Pratiques de l’enquête

Investigation As Social Practice

Responsables scientifiques :  

Milena Jakšić (CNRS – Cems/Ehess) milenajaksic@gmail.com
Nicolas Fischer (CNRS- Cesdip/ Université de Versailles St Quentin) fischer@cesdip.fr

 

Mobilisée aussi bien par des institutions publiques ou privées que par des particuliers, l’enquête sous ses différentes formes – policière, militante, journalistique – demeure plus que jamais aujourd’hui une forme centrale de production d’un savoir sur le monde social, soit comme savoir d’institution visant à informer l’action publique, soit comme instrument critique permettant d’interpeller l’opinion sur une réalité méconnue (Boltanski, 2012 ; Frankel, 2006). Dans le sillage des réflexions originelles de John Dewey (1993), des travaux de Luc Boltanski (2011, 2012) ou encore des recherches plus récentes autour du « travail de la preuve » (Chappe, Juston Morival et Leclerc, 2022), la présente session thématique entend revenir sur la réalisation concrète des enquêtes, telles qu’elles se font et telles que les évolutions technologiques les ont transformées. Le premier enjeu d’une telle recherche est épistémologique : il s’agit de réfléchir sur le « paradigme inquisitorial » (Prochasson, 2004) et sur le rapport au monde social qu’il suppose, dès lors que des sociétés se donnent pour but collectif de documenter le réel, d’y rechercher les « anormalités » et de réduire finalement l’incertitude qu’elles ont fait naître. Le second enjeu est plus directement politique : car cette activité d’enquête est au centre de l’émergence historique de l’Etat moderne et de son gouvernement des populations, mais aussi au cœur de la construction des ordres démocratiques, dès lors que l’enquête se fait précisément publique et potentiellement indépendante.

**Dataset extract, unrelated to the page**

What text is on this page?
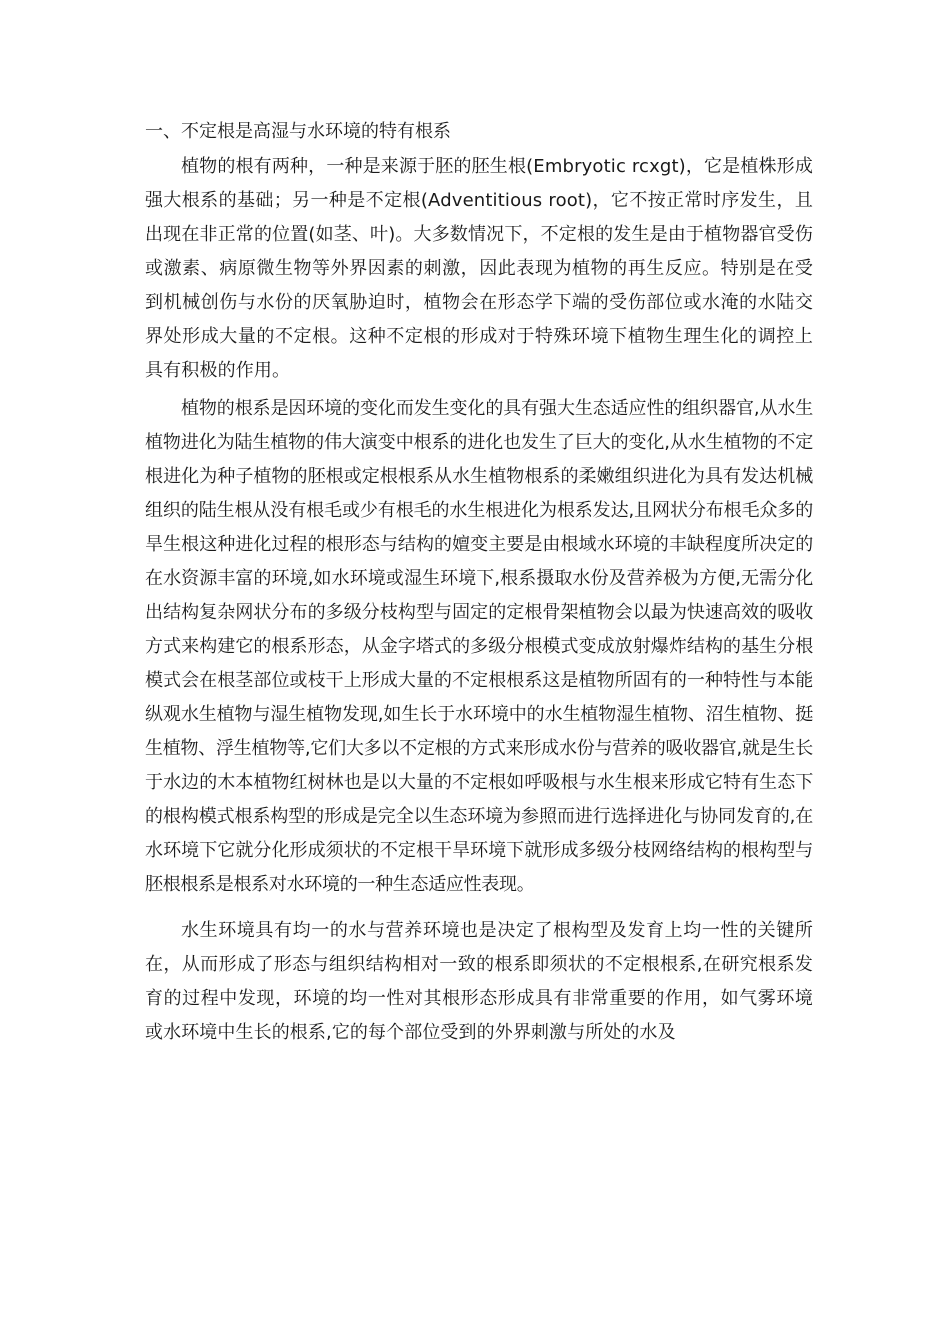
一、不定根是高湿与水环境的特有根系

植物的根有两种，一种是来源于胚的胚生根(Embryotic rcxgt)，它是植株形成强大根系的基础；另一种是不定根(Adventitious root)，它不按正常时序发生，且出现在非正常的位置(如茎、叶)。大多数情况下，不定根的发生是由于植物器官受伤或激素、病原微生物等外界因素的刺激，因此表现为植物的再生反应。特别是在受到机械创伤与水份的厌氧胁迫时，植物会在形态学下端的受伤部位或水淹的水陆交界处形成大量的不定根。这种不定根的形成对于特殊环境下植物生理生化的调控上具有积极的作用。

植物的根系是因环境的变化而发生变化的具有强大生态适应性的组织器官,从水生植物进化为陆生植物的伟大演变中根系的进化也发生了巨大的变化,从水生植物的不定根进化为种子植物的胚根或定根根系从水生植物根系的柔嫩组织进化为具有发达机械组织的陆生根从没有根毛或少有根毛的水生根进化为根系发达,且网状分布根毛众多的旱生根这种进化过程的根形态与结构的嬗变主要是由根域水环境的丰缺程度所决定的在水资源丰富的环境,如水环境或湿生环境下,根系摄取水份及营养极为方便,无需分化出结构复杂网状分布的多级分枝构型与固定的定根骨架植物会以最为快速高效的吸收方式来构建它的根系形态，从金字塔式的多级分根模式变成放射爆炸结构的基生分根模式会在根茎部位或枝干上形成大量的不定根根系这是植物所固有的一种特性与本能纵观水生植物与湿生植物发现,如生长于水环境中的水生植物湿生植物、沼生植物、挺生植物、浮生植物等,它们大多以不定根的方式来形成水份与营养的吸收器官,就是生长于水边的木本植物红树林也是以大量的不定根如呼吸根与水生根来形成它特有生态下的根构模式根系构型的形成是完全以生态环境为参照而进行选择进化与协同发育的,在水环境下它就分化形成须状的不定根干旱环境下就形成多级分枝网络结构的根构型与胚根根系是根系对水环境的一种生态适应性表现。

水生环境具有均一的水与营养环境也是决定了根构型及发育上均一性的关键所在，从而形成了形态与组织结构相对一致的根系即须状的不定根根系,在研究根系发育的过程中发现，环境的均一性对其根形态形成具有非常重要的作用，如气雾环境或水环境中生长的根系,它的每个部位受到的外界刺激与所处的水及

C’est cette diversité des formes passées et présentes de recours à l’enquête qu’il s’agira d’analyser. Loin de se cantonner au format classique de l’enquête judiciaire, on s’intéressera, à partir de matériaux empiriques, à la réalisation d’enquêtes aux formats, objectifs et commanditaires diversifiés. La réflexion se distribuera selon trois axes :

  1. Enquête institutionnalisée et enquête indépendante. Ce premier axe articulera les perspectives historiques et contemporaines sur l’enquête, en faisant jouer la tension entre sa production institutionnelle et la conduite d’enquêtes indépendantes – souvent thématisées comme « contre-enquêtes ».

Les contributions analyseront l’histoire mais aussi le devenir contemporain de ce rapport entre enquête et institutions : si les Etats peuvent désormais puiser dans le vivier des big data pour enquêter sur les populations, les contre-enquêtes indépendantes s’appuient parallèlement sur la relative démocratisation des NTIC, qui facilitent la réalisation de documents « alternatifs » sur la réalité sociale. Ces derniers sont aujourd’hui pleinement intégrés à l’activité contestataire, qu’elle émane de particuliers munis d’un simple smartphone, d’organes de presse indépendants (à l’image de la Cellule d’enquête vidéo du Monde) ou d’agences privées telles que Focale Expertise. Enfin, l’exemple du projet Forensic Architecture incite également à penser la globalisation de ces formes de contre-enquêtes (Weizman, 2018).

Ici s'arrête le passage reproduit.